The mistakes were frustrating because of their timing and frequency. The most egregious errors left Snyder throwing his headset in disgust.
On the opening drive of the second quarter, the Wildcats weren’t organized enough to successfully run back-to-back plays. At one point, they took a delay penalty, followed it with a 13-yard pass, took a timeout, followed it with an incomplete pass and then took another timeout.
They also had to burn a timeout on the opening play of the fourth quarter to avoid a penalty despite having the between-periods break to choose a play.
“We had a lot of mental errors,” K-State running back Charles Jones said. “Clock management was not good. We wasted a lot of timeouts. I feel like we were having communication problems, from signaling plays late to (changing) plays late to just having terrible clock management and not getting on the ball soon enough, which is what Coach Snyder preaches.”
K-State has been plagued by similar communication issues before.
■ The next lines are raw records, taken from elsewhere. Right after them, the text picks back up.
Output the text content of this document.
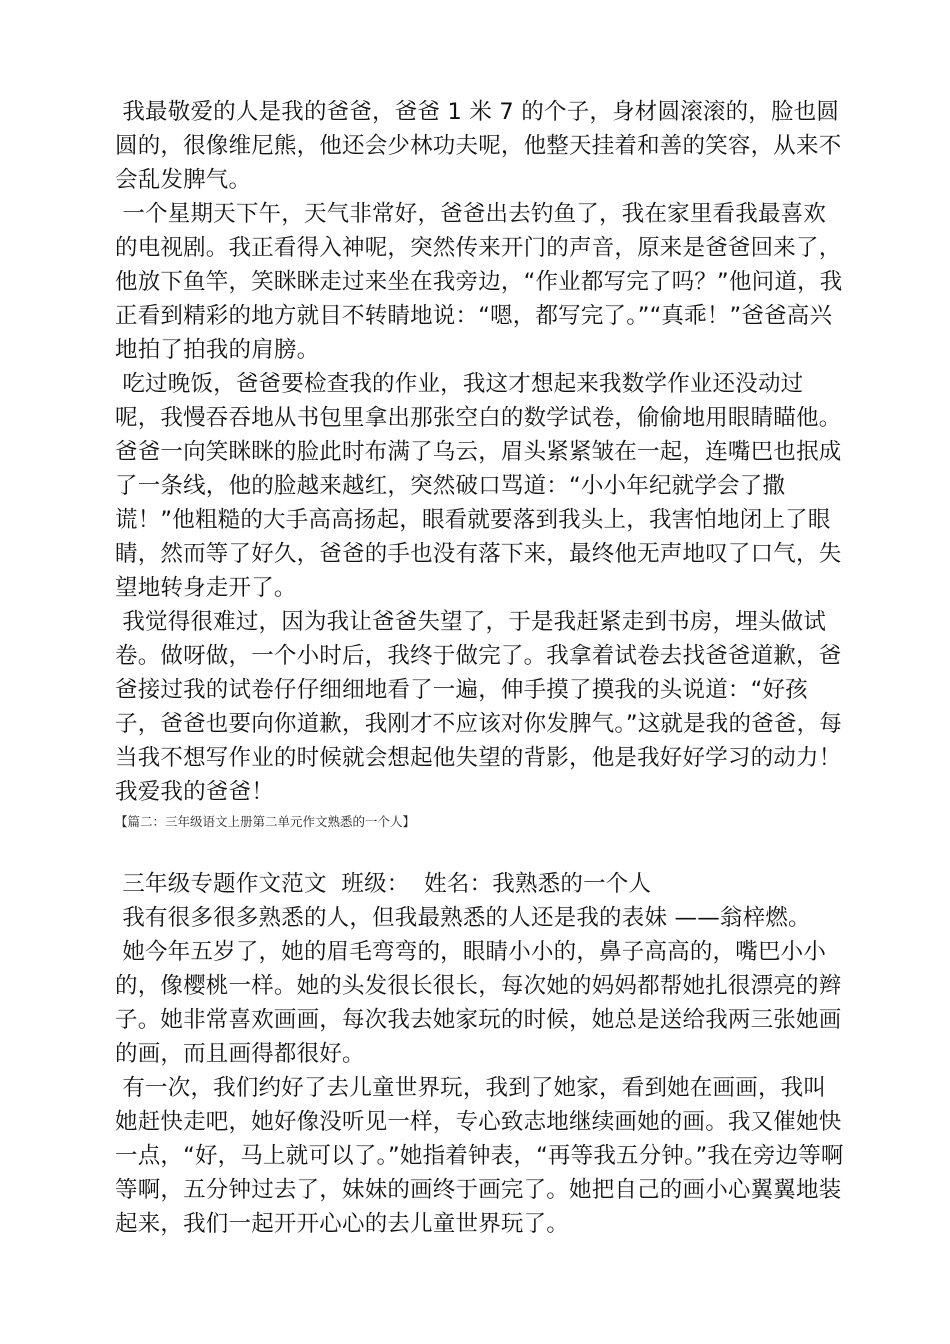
我最敬爱的人是我的爸爸，爸爸 1 米 7 的个子，身材圆滚滚的，脸也圆圆的，很像维尼熊，他还会少林功夫呢，他整天挂着和善的笑容，从来不会乱发脾气。

一个星期天下午，天气非常好，爸爸出去钓鱼了，我在家里看我最喜欢的电视剧。我正看得入神呢，突然传来开门的声音，原来是爸爸回来了，他放下鱼竿，笑眯眯走过来坐在我旁边，“作业都写完了吗？”他问道，我正看到精彩的地方就目不转睛地说：“嗯，都写完了。”“真乖！”爸爸高兴地拍了拍我的肩膀。

吃过晚饭，爸爸要检查我的作业，我这才想起来我数学作业还没动过呢，我慢吞吞地从书包里拿出那张空白的数学试卷，偷偷地用眼睛瞄他。爸爸一向笑眯眯的脸此时布满了乌云，眉头紧紧皱在一起，连嘴巴也抿成了一条线，他的脸越来越红，突然破口骂道：“小小年纪就学会了撒谎！”他粗糙的大手高高扬起，眼看就要落到我头上，我害怕地闭上了眼睛，然而等了好久，爸爸的手也没有落下来，最终他无声地叹了口气，失望地转身走开了。

我觉得很难过，因为我让爸爸失望了，于是我赶紧走到书房，埋头做试卷。做呀做，一个小时后，我终于做完了。我拿着试卷去找爸爸道歉，爸爸接过我的试卷仔仔细细地看了一遍，伸手摸了摸我的头说道：“好孩子，爸爸也要向你道歉，我刚才不应该对你发脾气。”这就是我的爸爸，每当我不想写作业的时候就会想起他失望的背影，他是我好好学习的动力！我爱我的爸爸！

【篇二：三年级语文上册第二单元作文熟悉的一个人】

三年级专题作文范文  班级：  姓名：我熟悉的一个人

我有很多很多熟悉的人，但我最熟悉的人还是我的表妹 ——翁梓燃。

她今年五岁了，她的眉毛弯弯的，眼睛小小的，鼻子高高的，嘴巴小小的，像樱桃一样。她的头发很长很长，每次她的妈妈都帮她扎很漂亮的辫子。她非常喜欢画画，每次我去她家玩的时候，她总是送给我两三张她画的画，而且画得都很好。

有一次，我们约好了去儿童世界玩，我到了她家，看到她在画画，我叫她赶快走吧，她好像没听见一样，专心致志地继续画她的画。我又催她快一点，“好，马上就可以了。”她指着钟表，“再等我五分钟。”我在旁边等啊等啊，五分钟过去了，妹妹的画终于画完了。她把自己的画小心翼翼地装起来，我们一起开开心心的去儿童世界玩了。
It took several delay penalties in the season-opener against Stanford and struggled with the play clock last year.
The Wildcats prefer to take their time between plays in an effort to control clock and read defenses. Ertz typically calls one play in the huddle and then looks to the sideline for a possible change.
That strategy has paid dividends at times, but K-State often took too much time against West Virginia.
“It’s a mixture of a lot of things,” Ertz said. “Obviously, there is quite a bit of crowd noise, so anytime you go to change a play or have any kind of communication it takes a lot longer than it normally would, because you have to repeat it and repeat it, because not everyone can hear.
“Those are just things we need to work on, about getting quicker. I need to be better about getting right to people’s ears and then we just need to be more decisive with plays.”
There are sure to be differing opinions on how to best solve the problem, but K-State players and coaches are in agreement on one thing: these problems can’t persist.
“It’s something that we can fix, but we need to fix it ASAP,” Jones said. “We are in Big 12 play. We can’t afford to lose timeouts for no reason.”